Que volte o Fla-Flu de antes (com as dicas do grande livro do momento)

Foto: Buda Mendes/Getty Images

Nós, que estamos fora do Brasil, não conseguimos entender. Como foi possível matar este símbolo da alegria carioca como o Fla-Flu?  

Queridos Flavio Soares e Miguel Gonzalez, qué tal, muchachos?!

Sei que vocês estão com um olho no peixe e outro no gato, uma tela na Libertadores com este Grêmio x Barcelona e outra no Fla-Flu da Sul-Americana das 21h45 (de Brasília) desta quarta (25) no Maracanã. O Miguel acredita na vitória do Flamengo, enquanto o Flavio defende a soberania do Fluminense.

Vou fazer uma revelação a vocês e aos leitores do Ganhador: não há clássico internacional que um argentino da minha idade, ali pelos 40 anos, goste mais do que o Fla-Flu.
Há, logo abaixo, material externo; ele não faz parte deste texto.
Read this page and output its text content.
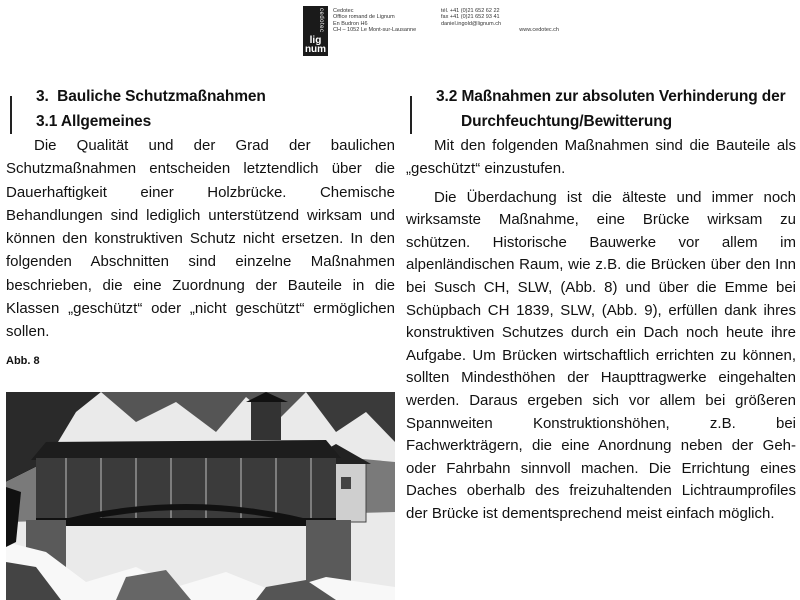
cedotec
lig num
Cedotec
Office romand de Lignum
En Budron H6
CH – 1052 Le Mont-sur-Lausanne
tél. +41 (0)21 652 62 22
fax +41 (0)21 652 93 41
daniel.ingold@lignum.ch
www.cedotec.ch
3. Bauliche Schutzmaßnahmen
3.1 Allgemeines
Die Qualität und der Grad der baulichen Schutzmaßnahmen entscheiden letztendlich über die Dauerhaftigkeit einer Holzbrücke. Chemische Behandlungen sind lediglich unterstützend wirksam und können den konstruktiven Schutz nicht ersetzen. In den folgenden Abschnitten sind einzelne Maßnahmen beschrieben, die eine Zuordnung der Bauteile in die Klassen „geschützt“ oder „nicht geschützt“ ermöglichen sollen.
Abb. 8
3.2 Maßnahmen zur absoluten Verhinderung der
Durchfeuchtung/Bewitterung
Mit den folgenden Maßnahmen sind die Bauteile als „geschützt“ einzustufen.
Die Überdachung ist die älteste und immer noch wirksamste Maßnahme, eine Brücke wirksam zu schützen. Historische Bauwerke vor allem im alpenländischen Raum, wie z.B. die Brücken über den Inn bei Susch CH, SLW, (Abb. 8) und über die Emme bei Schüpbach CH 1839, SLW, (Abb. 9), erfüllen dank ihres konstruktiven Schutzes durch ein Dach noch heute ihre Aufgabe. Um Brücken wirtschaftlich errichten zu können, sollten Mindesthöhen der Haupttragwerke eingehalten werden. Daraus ergeben sich vor allem bei größeren Spannweiten Konstruktionshöhen, z.B. bei Fachwerkträgern, die eine Anordnung neben der Geh- oder Fahrbahn sinnvoll machen. Die Errichtung eines Daches oberhalb des freizuhaltenden Lichtraumprofiles der Brücke ist dementsprechend meist einfach möglich.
Eu era criança no Parque Saavedra, aqui em Buenos Aires, quando escutava as transmissões de rádio deste clássico. Sim, a rádio portenha transmitia o Fla-Flu! A razão era o goleiro da nossa seleção, o inesquecível Pato Fillol, ser também o arqueiro do Flamengo de Zico, Leandro e Andrade.

Dava vontade de chorar ouvindo os relatos e imaginando as quase 200.000 pessoas sambando ao redor de um gramado de futebol que, tínhamos a sensação, parecia flutuar. A energia era contagiante, tanto que nesses tempos ficou muy famosa por aqui a frase “a alegria não é só brasileira”, tamanho o fetiche que tínhamos pelas praias, pelo calor e pelo futebol de vocês, que era mesmo divino. Me dizem aqui que os brasileiros hoje são enfeitiçados por Miami, é isso mesmo? Nós éramos e seguimos amando o Rio de Janeiro.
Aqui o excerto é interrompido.